According to on-chain data from analytics firm CryptoQuant, retail investors, once the primary drivers of crypto cycles, are being overshadowed by institutional flows from exchange-traded funds (ETFs) and corporate treasuries like MicroStrategy. CryptoQuant founder and CEO Ki Young Ju highlighted that Bitcoin wallets' average cost basis stands at $55,900, with holders up approximately 93% on average. Realized capitalization surged by $8 billion in the past week, indicating continued new money entering the network, yet Bitcoin's price has remained stable near $110,000 due to selling pressure rather than weak demand.

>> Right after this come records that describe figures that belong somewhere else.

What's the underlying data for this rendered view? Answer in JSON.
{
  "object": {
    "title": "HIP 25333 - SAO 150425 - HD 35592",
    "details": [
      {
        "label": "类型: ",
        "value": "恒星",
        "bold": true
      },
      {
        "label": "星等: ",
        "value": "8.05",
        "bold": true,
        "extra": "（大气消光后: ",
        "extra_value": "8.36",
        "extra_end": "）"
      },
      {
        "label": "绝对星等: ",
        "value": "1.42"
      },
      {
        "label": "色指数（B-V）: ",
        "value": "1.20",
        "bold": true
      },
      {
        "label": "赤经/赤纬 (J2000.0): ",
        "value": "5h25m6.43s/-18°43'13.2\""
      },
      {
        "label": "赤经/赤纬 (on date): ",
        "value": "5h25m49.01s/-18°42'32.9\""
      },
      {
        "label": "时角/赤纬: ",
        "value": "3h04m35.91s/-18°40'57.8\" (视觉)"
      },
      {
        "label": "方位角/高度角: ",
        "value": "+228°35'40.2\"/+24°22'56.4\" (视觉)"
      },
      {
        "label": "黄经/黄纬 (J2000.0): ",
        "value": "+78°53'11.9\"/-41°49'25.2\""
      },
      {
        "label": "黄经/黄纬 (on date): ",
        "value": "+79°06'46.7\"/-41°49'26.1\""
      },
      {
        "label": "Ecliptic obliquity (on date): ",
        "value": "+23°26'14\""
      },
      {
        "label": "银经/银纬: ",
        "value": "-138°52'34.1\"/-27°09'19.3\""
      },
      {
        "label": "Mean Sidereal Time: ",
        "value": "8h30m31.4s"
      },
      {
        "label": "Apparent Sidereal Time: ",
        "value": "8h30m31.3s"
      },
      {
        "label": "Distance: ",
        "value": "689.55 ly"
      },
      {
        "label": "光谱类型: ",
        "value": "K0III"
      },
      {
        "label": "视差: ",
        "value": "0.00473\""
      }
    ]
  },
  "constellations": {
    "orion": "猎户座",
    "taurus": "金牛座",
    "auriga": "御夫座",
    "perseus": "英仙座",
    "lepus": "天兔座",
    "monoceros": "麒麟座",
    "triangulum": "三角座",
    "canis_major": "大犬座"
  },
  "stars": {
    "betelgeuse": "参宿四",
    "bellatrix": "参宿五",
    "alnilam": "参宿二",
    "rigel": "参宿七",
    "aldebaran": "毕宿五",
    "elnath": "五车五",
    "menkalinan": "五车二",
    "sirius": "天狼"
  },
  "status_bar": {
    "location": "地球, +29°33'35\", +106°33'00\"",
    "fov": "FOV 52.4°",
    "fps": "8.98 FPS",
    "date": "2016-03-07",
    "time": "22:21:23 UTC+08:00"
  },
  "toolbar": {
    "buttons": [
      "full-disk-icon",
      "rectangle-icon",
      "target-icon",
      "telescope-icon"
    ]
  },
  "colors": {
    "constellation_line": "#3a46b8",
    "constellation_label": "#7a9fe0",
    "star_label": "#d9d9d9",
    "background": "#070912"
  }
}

Young Ju emphasized that "Price hasn't gone up because of selling pressure, not because demand was weak," and noted that new inflows are primarily from ETFs and Bitcoin treasury companies. Retail deposits to Binance, tracked as "shrimps" (addresses with less than 0.1 BTC), have plunged over fivefold since early 2023, from about 552 BTC per day to just 92 BTC today. The launch of spot Bitcoin ETFs in January 2024 exacerbated this decline, offering an easier, regulated alternative for exposure.
Three dynamics explain the retail retreat: smallholders shifting to ETF exposure, holding coins off-exchange, or accumulating enough to exit the "shrimp" category. Demand is now driven mostly by ETFs and MicroStrategy (rebranded as Strategy), both of which have slowed their buying recently. However, Young Ju stated, "If these two channels recover, market momentum likely returns." The market cap has risen to $2 trillion from roughly $1 trillion in on-chain inflows, with whales' unrealized profits not extreme, suggesting either lingering hype or a maturing market.
Bitcoin's network hashrate hit a record high of approximately 5.96 million ASICs online, signaling long-term bullishness, while flows to futures platforms have slowed, indicating reduced leveraged positions. Young Ju described this cycle as harder to predict due to institutional dominance, contrasting with earlier retail-driven rhythms.